On-stage they all line up next to each other and look like a bizarre gang of misfits... a gang in the fact that they all seem very committed to the same unusual goal. And I think that’s awesome.
6. Mister Heavenly
These guys have been referred to as something of a super-group, being the side project of Nick from Unicorns, Ryan from Man Man, and Joe from The Shins/Modest Mouse, which I think is quite a burden to put on a band formed out of 3 friends playing together purely for fun, and as an outlet from their other bands.

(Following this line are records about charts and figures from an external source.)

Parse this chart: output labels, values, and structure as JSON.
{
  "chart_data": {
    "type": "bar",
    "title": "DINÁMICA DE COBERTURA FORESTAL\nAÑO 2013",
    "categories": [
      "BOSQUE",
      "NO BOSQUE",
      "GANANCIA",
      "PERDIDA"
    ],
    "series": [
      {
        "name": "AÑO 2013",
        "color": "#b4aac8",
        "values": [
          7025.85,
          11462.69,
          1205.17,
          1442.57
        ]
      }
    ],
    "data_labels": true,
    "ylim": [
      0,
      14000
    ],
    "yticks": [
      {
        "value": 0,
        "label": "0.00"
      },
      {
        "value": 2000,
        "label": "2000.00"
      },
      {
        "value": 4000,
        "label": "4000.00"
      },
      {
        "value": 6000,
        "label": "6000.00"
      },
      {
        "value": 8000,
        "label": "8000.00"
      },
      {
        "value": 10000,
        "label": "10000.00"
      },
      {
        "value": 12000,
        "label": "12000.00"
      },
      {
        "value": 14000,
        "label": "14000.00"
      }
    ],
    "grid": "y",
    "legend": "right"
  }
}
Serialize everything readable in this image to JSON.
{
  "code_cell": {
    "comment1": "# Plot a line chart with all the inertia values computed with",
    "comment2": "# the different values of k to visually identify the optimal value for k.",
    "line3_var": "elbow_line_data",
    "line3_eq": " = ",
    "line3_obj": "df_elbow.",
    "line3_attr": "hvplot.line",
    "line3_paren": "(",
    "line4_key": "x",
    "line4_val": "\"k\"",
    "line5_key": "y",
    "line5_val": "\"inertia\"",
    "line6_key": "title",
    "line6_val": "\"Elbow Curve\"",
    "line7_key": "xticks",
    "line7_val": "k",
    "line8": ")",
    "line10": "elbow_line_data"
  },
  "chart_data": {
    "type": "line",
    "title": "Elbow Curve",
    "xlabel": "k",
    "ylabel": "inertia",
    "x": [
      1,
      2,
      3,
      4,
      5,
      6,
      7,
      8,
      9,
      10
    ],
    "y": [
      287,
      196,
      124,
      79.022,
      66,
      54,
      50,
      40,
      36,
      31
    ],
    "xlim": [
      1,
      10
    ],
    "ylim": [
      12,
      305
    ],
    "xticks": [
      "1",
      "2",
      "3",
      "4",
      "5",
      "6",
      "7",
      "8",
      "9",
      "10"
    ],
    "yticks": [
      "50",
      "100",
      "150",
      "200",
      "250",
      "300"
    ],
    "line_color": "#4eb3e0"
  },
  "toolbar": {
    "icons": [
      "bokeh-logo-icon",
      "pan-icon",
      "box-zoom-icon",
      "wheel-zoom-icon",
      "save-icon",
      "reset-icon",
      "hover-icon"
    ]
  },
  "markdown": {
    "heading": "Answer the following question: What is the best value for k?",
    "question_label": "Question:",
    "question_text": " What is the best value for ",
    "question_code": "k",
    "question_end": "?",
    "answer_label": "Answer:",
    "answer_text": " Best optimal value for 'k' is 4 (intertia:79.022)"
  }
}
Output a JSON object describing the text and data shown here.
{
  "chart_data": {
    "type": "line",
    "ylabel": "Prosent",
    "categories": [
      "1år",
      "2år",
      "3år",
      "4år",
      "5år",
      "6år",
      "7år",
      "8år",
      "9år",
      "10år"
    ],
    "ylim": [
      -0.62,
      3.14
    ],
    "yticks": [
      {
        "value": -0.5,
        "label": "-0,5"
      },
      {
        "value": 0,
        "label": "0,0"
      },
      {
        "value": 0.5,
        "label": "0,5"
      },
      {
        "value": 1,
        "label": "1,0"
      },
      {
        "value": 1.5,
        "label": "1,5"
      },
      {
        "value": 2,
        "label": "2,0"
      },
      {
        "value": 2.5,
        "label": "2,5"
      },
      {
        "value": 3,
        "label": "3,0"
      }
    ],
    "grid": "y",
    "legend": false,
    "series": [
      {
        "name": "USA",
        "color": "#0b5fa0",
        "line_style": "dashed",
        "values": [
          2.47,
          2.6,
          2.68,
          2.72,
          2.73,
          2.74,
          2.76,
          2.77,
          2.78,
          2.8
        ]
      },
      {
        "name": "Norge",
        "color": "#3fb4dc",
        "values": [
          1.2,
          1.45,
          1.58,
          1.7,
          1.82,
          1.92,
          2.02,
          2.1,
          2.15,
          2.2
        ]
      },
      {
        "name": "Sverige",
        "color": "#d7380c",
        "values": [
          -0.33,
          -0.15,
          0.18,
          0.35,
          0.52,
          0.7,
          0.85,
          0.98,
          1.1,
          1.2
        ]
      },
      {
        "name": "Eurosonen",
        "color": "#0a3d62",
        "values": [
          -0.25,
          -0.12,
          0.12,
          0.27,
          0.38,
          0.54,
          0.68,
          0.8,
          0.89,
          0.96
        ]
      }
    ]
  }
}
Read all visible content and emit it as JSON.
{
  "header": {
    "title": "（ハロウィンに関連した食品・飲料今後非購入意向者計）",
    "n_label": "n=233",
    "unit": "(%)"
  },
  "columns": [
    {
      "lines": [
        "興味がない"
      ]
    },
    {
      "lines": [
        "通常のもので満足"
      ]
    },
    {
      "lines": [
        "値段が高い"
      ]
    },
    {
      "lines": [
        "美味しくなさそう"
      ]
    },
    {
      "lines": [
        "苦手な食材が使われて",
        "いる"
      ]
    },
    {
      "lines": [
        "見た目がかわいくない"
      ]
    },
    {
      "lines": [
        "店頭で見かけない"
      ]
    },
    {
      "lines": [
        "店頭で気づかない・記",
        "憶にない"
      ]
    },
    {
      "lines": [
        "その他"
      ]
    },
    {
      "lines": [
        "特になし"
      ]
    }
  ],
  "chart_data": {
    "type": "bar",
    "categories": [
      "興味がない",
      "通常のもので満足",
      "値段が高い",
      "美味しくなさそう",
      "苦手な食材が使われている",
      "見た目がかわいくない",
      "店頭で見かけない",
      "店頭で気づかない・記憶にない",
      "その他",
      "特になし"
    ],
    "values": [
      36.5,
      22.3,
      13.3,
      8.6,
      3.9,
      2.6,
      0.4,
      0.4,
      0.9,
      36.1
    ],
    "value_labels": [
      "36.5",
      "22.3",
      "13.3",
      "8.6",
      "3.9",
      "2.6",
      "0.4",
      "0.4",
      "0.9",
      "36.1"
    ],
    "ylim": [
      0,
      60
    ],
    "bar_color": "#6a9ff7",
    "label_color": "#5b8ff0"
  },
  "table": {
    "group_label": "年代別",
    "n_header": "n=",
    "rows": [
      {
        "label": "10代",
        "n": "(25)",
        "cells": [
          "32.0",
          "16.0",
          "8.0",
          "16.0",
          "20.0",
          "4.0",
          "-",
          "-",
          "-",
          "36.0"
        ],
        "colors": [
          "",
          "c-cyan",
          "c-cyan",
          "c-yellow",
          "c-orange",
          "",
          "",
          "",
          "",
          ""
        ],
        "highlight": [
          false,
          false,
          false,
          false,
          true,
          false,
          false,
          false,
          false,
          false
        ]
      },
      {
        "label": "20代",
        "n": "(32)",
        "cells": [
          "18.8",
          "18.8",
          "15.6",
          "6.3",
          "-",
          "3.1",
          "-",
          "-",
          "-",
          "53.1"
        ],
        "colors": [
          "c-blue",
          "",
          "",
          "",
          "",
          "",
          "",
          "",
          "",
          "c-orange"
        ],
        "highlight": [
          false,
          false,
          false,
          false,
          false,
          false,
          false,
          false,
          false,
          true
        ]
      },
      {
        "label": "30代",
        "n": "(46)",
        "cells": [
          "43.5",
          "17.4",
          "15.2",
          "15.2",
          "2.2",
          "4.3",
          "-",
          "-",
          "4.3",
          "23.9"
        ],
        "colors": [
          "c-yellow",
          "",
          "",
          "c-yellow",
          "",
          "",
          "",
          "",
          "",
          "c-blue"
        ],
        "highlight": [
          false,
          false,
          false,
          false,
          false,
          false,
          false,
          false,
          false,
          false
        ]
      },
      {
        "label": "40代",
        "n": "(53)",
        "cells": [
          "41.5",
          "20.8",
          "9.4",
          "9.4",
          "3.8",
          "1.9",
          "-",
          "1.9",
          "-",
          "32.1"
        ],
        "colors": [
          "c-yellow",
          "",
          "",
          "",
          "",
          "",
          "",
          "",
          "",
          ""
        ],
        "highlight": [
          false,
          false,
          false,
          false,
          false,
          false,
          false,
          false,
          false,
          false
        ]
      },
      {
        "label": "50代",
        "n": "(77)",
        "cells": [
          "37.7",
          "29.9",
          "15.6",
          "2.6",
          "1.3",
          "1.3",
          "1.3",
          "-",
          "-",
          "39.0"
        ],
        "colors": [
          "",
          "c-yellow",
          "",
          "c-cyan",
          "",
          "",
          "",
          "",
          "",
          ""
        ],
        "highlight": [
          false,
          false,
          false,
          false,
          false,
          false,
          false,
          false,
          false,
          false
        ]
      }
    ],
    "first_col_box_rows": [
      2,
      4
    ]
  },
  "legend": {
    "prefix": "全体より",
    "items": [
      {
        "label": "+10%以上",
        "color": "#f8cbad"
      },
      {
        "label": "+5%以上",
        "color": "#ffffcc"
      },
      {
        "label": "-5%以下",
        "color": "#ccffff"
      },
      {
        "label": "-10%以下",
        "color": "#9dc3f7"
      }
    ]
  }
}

I love Mister Heavenly’s first and so far sole LP, because it really captures that feeling of the excitement of a new project, and the period of spontaneous creativity that goes along with it. The songs range from innocent and poppy sounding 50’s high school prom rock ‘n’ roll, to sinister and weird doomy stompers – which makes the ‘doom-wop’ moniker seem absolutely correct. Just a great, fun, weird pop band.
And Ryan’s Selection...
7. This Many Boyfriends
I just produced their debut record for them and really enjoyed it, predominantly because I think that it's nice and concise and there's some really good songs on there. We did it all live as that is the way that I like to record bands and it fits their particular aesthetic. They seem to come from a very DIY mindset which is very familiar to me and their songs reference bands like The Pastels, Orange Juice etc not just in sound but actually in the lyrics, so that gives you a pretty good idea of where they are coming from. The single they are about to release, '(I Should Be A) Communist', is really fun.
The Cribs' new album, In the Belly of the Brazen Bull is out now.